The Board may from time to time amend the terms of the Plan and, with respect to any Shares at the time not subject to Awards, suspend or terminate the Plan.
Except for any changes that may be required to be made at the direction of
the Department of Corporations in connection with a permit application under the California Corporate Securities Law or any changes required for qualification, under the laws of Delaware, if applicable, shareholder approval must be obtained for any
amendment of the Plan that would change the number of Shares subject to the Plan (except in accordance with Section 10 above), change the category of persons eligible to be Participants, or increase the maximum term of the Options that may be
granted under the Plan.
No amendment, suspension or
termination of the Plan shall, without the consent of any affected Participant, alter or impair any rights or obligations under any Award theretofore granted.

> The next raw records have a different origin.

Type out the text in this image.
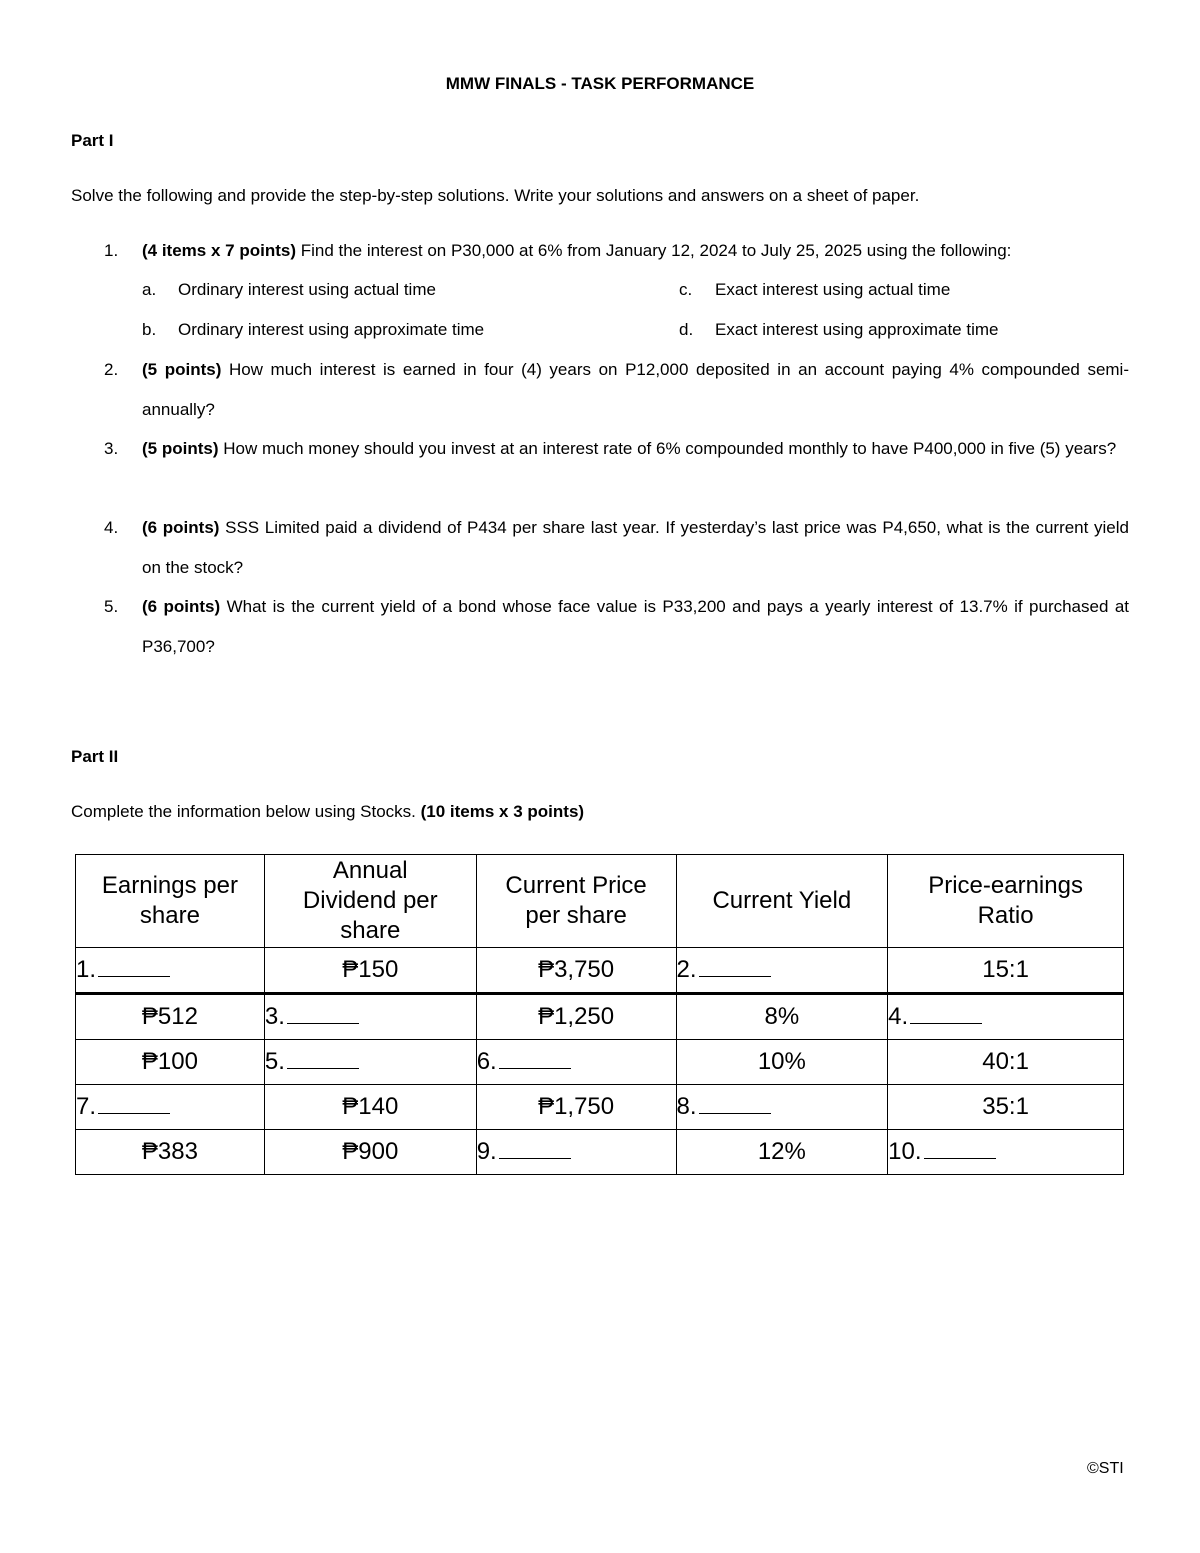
MMW FINALS - TASK PERFORMANCE
Part I
Solve the following and provide the step-by-step solutions. Write your solutions and answers on a sheet of paper.
1. (4 items x 7 points) Find the interest on P30,000 at 6% from January 12, 2024 to July 25, 2025 using the following:
a. Ordinary interest using actual time
b. Ordinary interest using approximate time
c. Exact interest using actual time
d. Exact interest using approximate time
2. (5 points) How much interest is earned in four (4) years on P12,000 deposited in an account paying 4% compounded semi-annually?
3. (5 points) How much money should you invest at an interest rate of 6% compounded monthly to have P400,000 in five (5) years?
4. (6 points) SSS Limited paid a dividend of P434 per share last year. If yesterday’s last price was P4,650, what is the current yield on the stock?
5. (6 points) What is the current yield of a bond whose face value is P33,200 and pays a yearly interest of 13.7% if purchased at P36,700?
Part II
Complete the information below using Stocks. (10 items x 3 points)
Earnings per share	Annual Dividend per share	Current Price per share	Current Yield	Price-earnings Ratio
1.	₱150	₱3,750	2.	15:1
₱512	3.	₱1,250	8%	4.
₱100	5.	6.	10%	40:1
7.	₱140	₱1,750	8.	35:1
₱383	₱900	9.	12%	10.
©STI
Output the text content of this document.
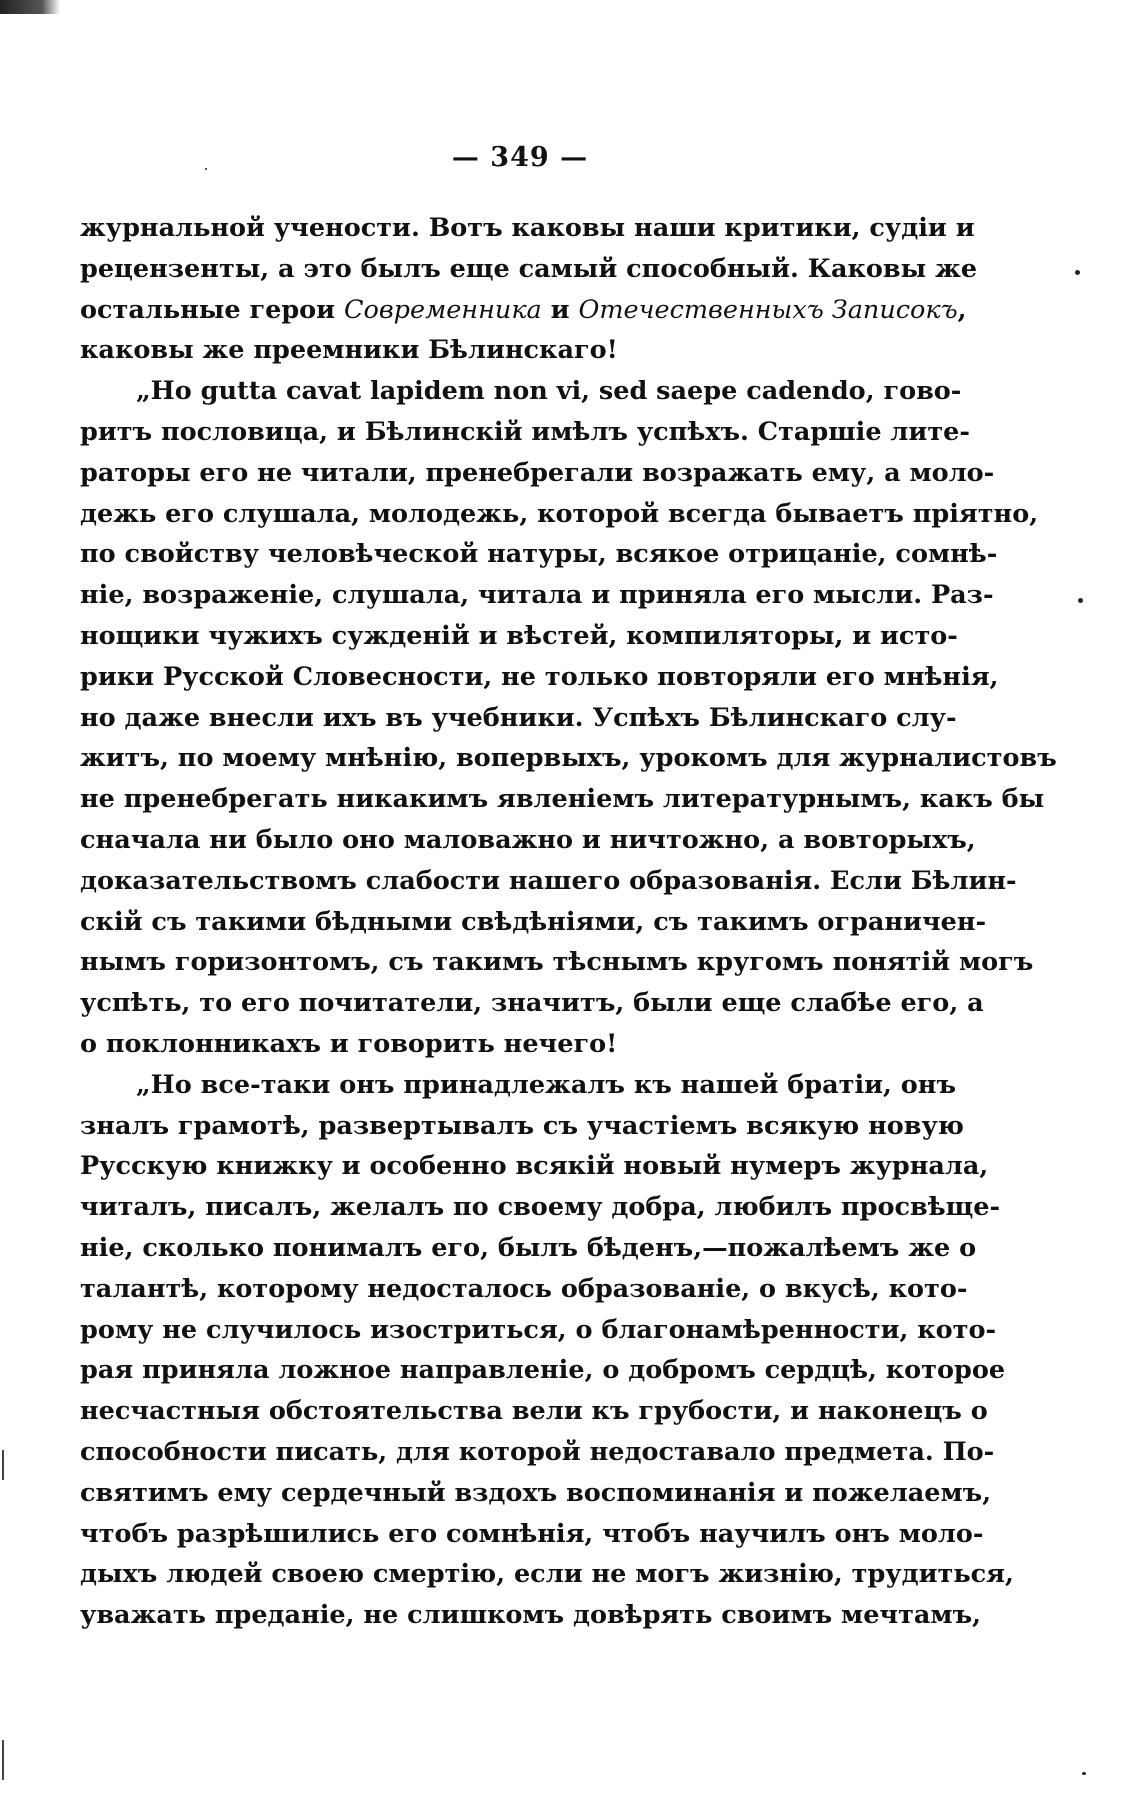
— 349 —
журнальной учености. Вотъ каковы наши критики, судіи и
рецензенты, а это былъ еще самый способный. Каковы же
остальные герои Современника и Отечественныхъ Записокъ,
каковы же преемники Бѣлинскаго!
„Но gutta cavat lapidem non vi, sed saepe cadendo, гово-
ритъ пословица, и Бѣлинскій имѣлъ успѣхъ. Старшіе лите-
раторы его не читали, пренебрегали возражать ему, а моло-
дежь его слушала, молодежь, которой всегда бываетъ пріятно,
по свойству человѣческой натуры, всякое отрицаніе, сомнѣ-
ніе, возраженіе, слушала, читала и приняла его мысли. Раз-
нощики чужихъ сужденій и вѣстей, компиляторы, и исто-
рики Русской Словесности, не только повторяли его мнѣнія,
но даже внесли ихъ въ учебники. Успѣхъ Бѣлинскаго слу-
житъ, по моему мнѣнію, вопервыхъ, урокомъ для журналистовъ
не пренебрегать никакимъ явленіемъ литературнымъ, какъ бы
сначала ни было оно маловажно и ничтожно, а вовторыхъ,
доказательствомъ слабости нашего образованія. Если Бѣлин-
скій съ такими бѣдными свѣдѣніями, съ такимъ ограничен-
нымъ горизонтомъ, съ такимъ тѣснымъ кругомъ понятій могъ
успѣть, то его почитатели, значитъ, были еще слабѣе его, а
о поклонникахъ и говорить нечего!
„Но все-таки онъ принадлежалъ къ нашей братіи, онъ
зналъ грамотѣ, развертывалъ съ участіемъ всякую новую
Русскую книжку и особенно всякій новый нумеръ журнала,
читалъ, писалъ, желалъ по своему добра, любилъ просвѣще-
ніе, сколько понималъ его, былъ бѣденъ,—пожалѣемъ же о
талантѣ, которому недосталось образованіе, о вкусѣ, кото-
рому не случилось изостриться, о благонамѣренности, кото-
рая приняла ложное направленіе, о добромъ сердцѣ, которое
несчастныя обстоятельства вели къ грубости, и наконецъ о
способности писать, для которой недоставало предмета. По-
святимъ ему сердечный вздохъ воспоминанія и пожелаемъ,
чтобъ разрѣшились его сомнѣнія, чтобъ научилъ онъ моло-
дыхъ людей своею смертію, если не могъ жизнію, трудиться,
уважать преданіе, не слишкомъ довѣрять своимъ мечтамъ,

16. Conditions to Issuance of Shares.
Compliance with Securities Laws. Shares of Common Stock shall not be issued with respect to any Award unless the issuance and delivery of such Shares
complies with all relevant provisions of law, including, without limitation, the Securities Act of 1933, as amended, the rules and regulations promulgated thereunder, any applicable state securities laws and regulations, and the requirements of any
stock exchange upon which the Shares may then be listed.
Special Circumstance. The inability of the Company to obtain approval from any regulatory body or authority deemed by the Company’s counsel to be
necessary to the lawful issuance and sale of any Shares hereunder shall relieve the Company of any liability arising out of or in connection with its inability to issue or sell such Shares.
Committee Discretion. The Committee shall have the discretionary authority to impose in Agreements such restrictions on Shares as it may deem
appropriate or desirable.
17. Reservation of Shares.
The Company, during the term of the Plan, shall reserve and keep available a number of authorized and unissued Shares sufficient to satisfy the requirements of the Plan.
18. Withholding Tax.
The Company’s obligation to deliver Shares upon exercise of Options
shall be subject to the Participant’s satisfaction of all applicable federal, state and local income and employment tax withholding obligations. The Committee, in its discretion, may permit the Participant to satisfy the obligation, in whole or
in part, by irrevocably electing to have the Company withhold Shares, or to deliver to the Company Shares the Participant already owns, having a value equal to the amount required to be withheld. The value of Shares to be with withheld, or delivered
to the Company, shall be based on the Market Value of the Shares on the date the amount of tax to be withheld is to be determined. As an alternative, the Company may retain, or sell without notice, a number of such Shares sufficient to cover the
amount required to be withheld.
19. No Employment
or Other Rights.
In no event shall an Employee’s
or Director’s eligibility to participate or participation in the Plan create or be deemed to create any legal or equitable right of the Employee, Director, or any other party to continue service with the Company, the Bank, or any Affiliate of
20. Governing Law.
The Plan shall be governed by and construed in accordance
with the laws of the State of California, except to the extent that federal law shall be deemed to apply.